Explications du juge du fond et du droit sur les critères de sélection des candidatures
Le juge administratif poursuit, aussi bien au stade de la cassation qu’en appel, sur sa lancée de relative ouverture quant aux dispositions des articles 45 et suivants du Code des marchés publics.
Cet article encadre strictement les critères de sélection susceptibles d’être retenus par les pouvoirs adjudicateurs, comme les capacités techniques, financières ou matérielles des candidats : une liste exhaustive contenue dans l’arrêt du 28 août 2006 impose certains documents. Cette position du législateur et du juge permet de s’assurer à la fois que le pouvoir adjudicateur contrôle les candidats à son marché, et qu’il n’établit pas de barrières d’entrée trop importantes.

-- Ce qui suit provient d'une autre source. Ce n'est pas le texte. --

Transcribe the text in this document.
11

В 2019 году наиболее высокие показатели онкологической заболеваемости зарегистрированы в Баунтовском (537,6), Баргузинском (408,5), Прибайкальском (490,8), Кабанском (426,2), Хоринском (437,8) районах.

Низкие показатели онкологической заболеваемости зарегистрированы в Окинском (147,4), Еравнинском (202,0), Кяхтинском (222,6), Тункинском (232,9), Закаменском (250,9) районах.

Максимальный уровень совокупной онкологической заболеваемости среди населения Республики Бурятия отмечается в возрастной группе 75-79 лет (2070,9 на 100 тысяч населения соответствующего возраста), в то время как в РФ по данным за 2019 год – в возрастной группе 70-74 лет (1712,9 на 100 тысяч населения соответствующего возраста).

Le caractère « objectivement nécessaire », selon les termes de l’arrêt Bronzo (CE, 10 mai 2006, n° 281976), de ces critères de sélection est fondé par les principes de liberté d’accès et d’égalité des candidats devant la commande publique. Reste à définir ce qui est « objectivement nécessaire » !
Dans une décision du 22 avril 2013, une cour administrative d’appel a donné une application de ce principe au critère du chiffre d’affaires. La ville de Paris avait lancé une procédure d’appel d’offres pour la collecte et le traitement de déchets ménagers. Un candidat évincé a contesté ces décisions devant le juge du référé précontractuel en arguant que la ville, en exigeant un certain niveau de chiffre d’affaires dans le domaine du marché, ne respectait pas l’article 52 du Code des marchés publics. En effet, il est arrivé au juge d’accepter que des candidats ne présentant pas les qualités requises soient malgré tout acceptés au stade de la sélection des candidatures. Pour le juge du fond dans cette affaire, le pouvoir adjudicateur a eu raison d’écarter ce candidat car le critère choisi n’est pas disproportionné par rapport à l’objet du marché. Il apparaît que ce qui est « objectivement nécessaire » est donc ce qui est « proportionné ».
Ce raisonnement est conforme à celui tenu par le Conseil d’État dans un arrêt du 7 mai dernier (CE, Segex, n° 365706). Un service régional avait lancé une procédure d’attribution d’un marché à bons de commande pour la mise en place et le balisage des installations routières de son ressort territorial. Ce pouvoir adjudicateur exigeait des candidats qu’ils aient à leur disposition certains moyens techniques. Un candidat évincé a contesté la procédure de passation sur ce fondement, plaidant le non respect du principe issu de l’article 45 du Code des marchés publics. Le juge du fond lui donna raison en annulant la procédure de passation « au motif que le niveau de capacité technique ainsi exigé des candidats n'était manifestement pas lié et proportionné avec l'objet du marché ». Le Conseil d’État refuse cette interprétation et casse la décision des juges du fond. Il explique que si le juge du fond peut valablement annuler une procédure de passation « si l'exigence de capacité technique imposée aux candidats est manifestement dépourvue de lien avec l'objet du marché ou manifestement disproportionnée », ce n’était pas le cas comme cela ressort de l’instruction du juge du fond ! Dans cette affaire, la cour administrative d’appel avait une bonne connaissance du droit, mais pas le bon raisonnement. En effet, le juge ne peut pas imposer des sujétions supplémentaires ou trop importantes au pouvoir adjudicateur, il doit se limiter au contrôle de la proportionnalité, et ce faisant, de l’objective nécessité d’édiction d’un critère.
Chacun à leurs niveaux, les juges administratifs du fond et du droit font coïncider leur raisonnement : les critères de sélection d’une candidature doivent être objectivement nécessaires, ce qui est apprécié par le juge sur le fondement du lien entre le critère et l’objet du marché ainsi que sur la proportionnalité d’un tel critère. En se limitant à la censure de critères « manifetement disproportionnés », le juge laisse une marge d'appréciation assez large aux pouvoirs adjudicateurs.